4.3. Experimental Results and Discussion
The parameters involved FAP, AP, and EEM are in line with [13, 17, 29]. The preference is set to be the median value of similarities between data. We run each algorithm over 10 runs under same parameters; the average results are shown in Table 4. Moreover, the detailed comparison in terms of the above 3 terms, NMI, accuracy, and ENERGY, are shown in Figures 7–12 and Table 4, respectively.






By analyzing Figures 7–11 and Table 4 in detail, we can conclude the following:(1)The proposed algorithm FEEC can cluster data with 80% complete data and 20% incomplete data, and in most cases, the performance is very convincing. Specifically, for both Aggregation and epileptic EEG signals, FEEC performs best, in terms of NMI, accuracy, and ENERGY.(2)As to the computational time, compared with EEM, FEEC takes less time. Thus, with the assistance of compression stage, the time complexity of FEEC has been reduced, and the efficiency is improved as well. And FEEC has an equivalent computational time with FAP. Comparing other criteria of FEEC and FAP, it is worthwhile to spend more time.(3)The proposed FEEC needs no more parameters except for preferences, while the performance of FAP relies much on k, which determines the number of nearest exemplars.
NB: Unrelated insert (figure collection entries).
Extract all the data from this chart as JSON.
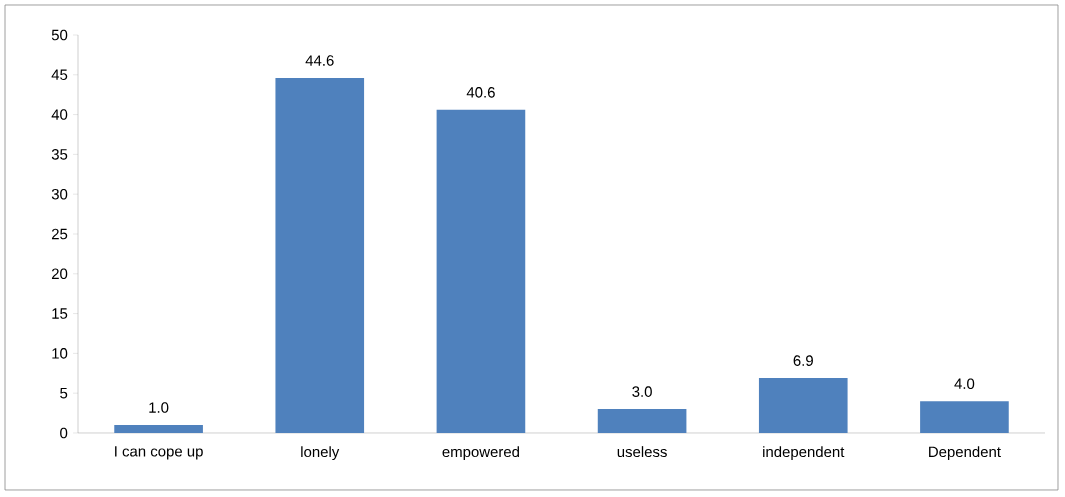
{
  "chart_data": {
    "type": "bar",
    "categories": [
      "I can cope up",
      "lonely",
      "empowered",
      "useless",
      "independent",
      "Dependent"
    ],
    "values": [
      1.0,
      44.6,
      40.6,
      3.0,
      6.9,
      4.0
    ],
    "value_labels": [
      "1.0",
      "44.6",
      "40.6",
      "3.0",
      "6.9",
      "4.0"
    ],
    "color": "#4f81bd",
    "ylim": [
      0,
      50
    ],
    "yticks": [
      0,
      5,
      10,
      15,
      20,
      25,
      30,
      35,
      40,
      45,
      50
    ],
    "grid": false
  }
}
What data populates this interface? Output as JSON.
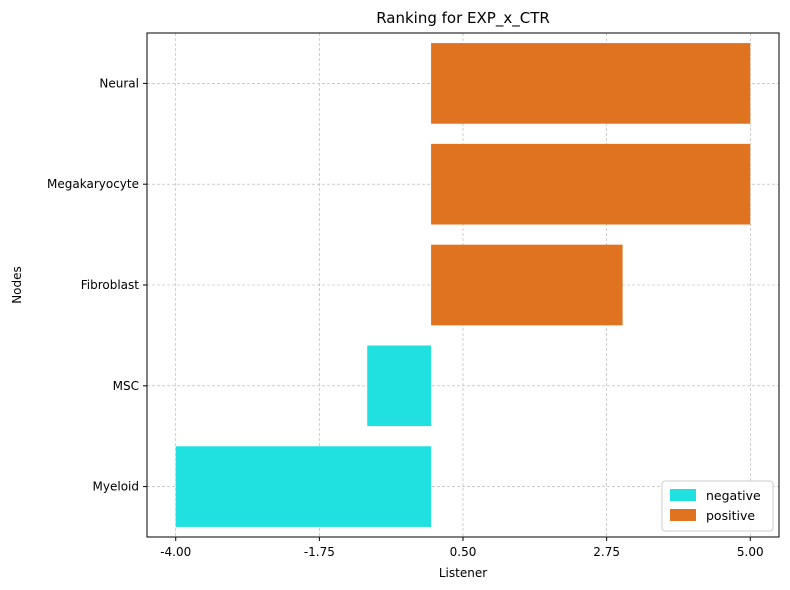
{
  "chart_data": {
    "type": "bar",
    "orientation": "horizontal",
    "title": "Ranking for EXP_x_CTR",
    "xlabel": "Listener",
    "ylabel": "Nodes",
    "categories": [
      "Neural",
      "Megakaryocyte",
      "Fibroblast",
      "MSC",
      "Myeloid"
    ],
    "bars": [
      {
        "category": "Neural",
        "start": 0.0,
        "end": 5.0,
        "group": "positive"
      },
      {
        "category": "Megakaryocyte",
        "start": 0.0,
        "end": 5.0,
        "group": "positive"
      },
      {
        "category": "Fibroblast",
        "start": 0.0,
        "end": 3.0,
        "group": "positive"
      },
      {
        "category": "MSC",
        "start": -1.0,
        "end": 0.0,
        "group": "negative"
      },
      {
        "category": "Myeloid",
        "start": -4.0,
        "end": 0.0,
        "group": "negative"
      }
    ],
    "xticks": [
      -4.0,
      -1.75,
      0.5,
      2.75,
      5.0
    ],
    "xtick_labels": [
      "-4.00",
      "-1.75",
      "0.50",
      "2.75",
      "5.00"
    ],
    "xlim": [
      -4.45,
      5.45
    ],
    "grid": true,
    "legend": {
      "placement": "bottom-right",
      "entries": [
        {
          "label": "negative",
          "color": "#20e0e0"
        },
        {
          "label": "positive",
          "color": "#e07320"
        }
      ]
    },
    "colors": {
      "negative": "#20e0e0",
      "positive": "#e07320"
    }
  }
}
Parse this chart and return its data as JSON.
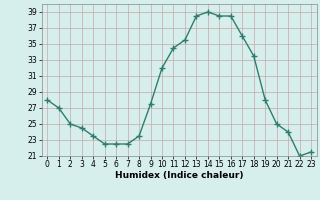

Accordingly, in terms of the involved datasets in this section, FEEC would achieve satisfactory clustering results.
5. Conclusions
The diagnosis and treatment of epilepsy is always a significant direction for both machine learning and brain science. This paper newly proposes a fast exemplar-based clustering method for incomplete EEG signal. The FEEC method includes two stages, namely, compression and optimization. The performance of the proposed clustering algorithm is comprehensively verified by the experiments on two datasets.
Although most recognition methods of epilepsy are based on EEG signals at present, researchers also have to study on other neuroimaging modalities, such as cortical electroencephalography (ECoG), functional infrared optical imaging (fNIR), functional magnetic resonance imaging (fMRI), positron emission tomography (PET), and magnetoencephalography (MEG). Considering the fact that the brain activity is a nonlinear, networked, and unstable complex system, we would focus on the multimodal clustering model for these neuroimaging modality signals in future.
Data Availability
The data used to support the findings of this study are available from the corresponding author upon request.
Conflicts of Interest
The authors declare that they have no conflicts of interest.
Acknowledgments
This study was supported in part by the 2018 Natural Science Foundation of Jiangsu Higher Education Institutions under grant no. 18KJB5200001, the Natural Science Foundation of Jiangsu Province under grant no. BK20161268, and the Humanities and Social Sciences Foundation of the Ministry of Education under grant no. 18YJCZH229.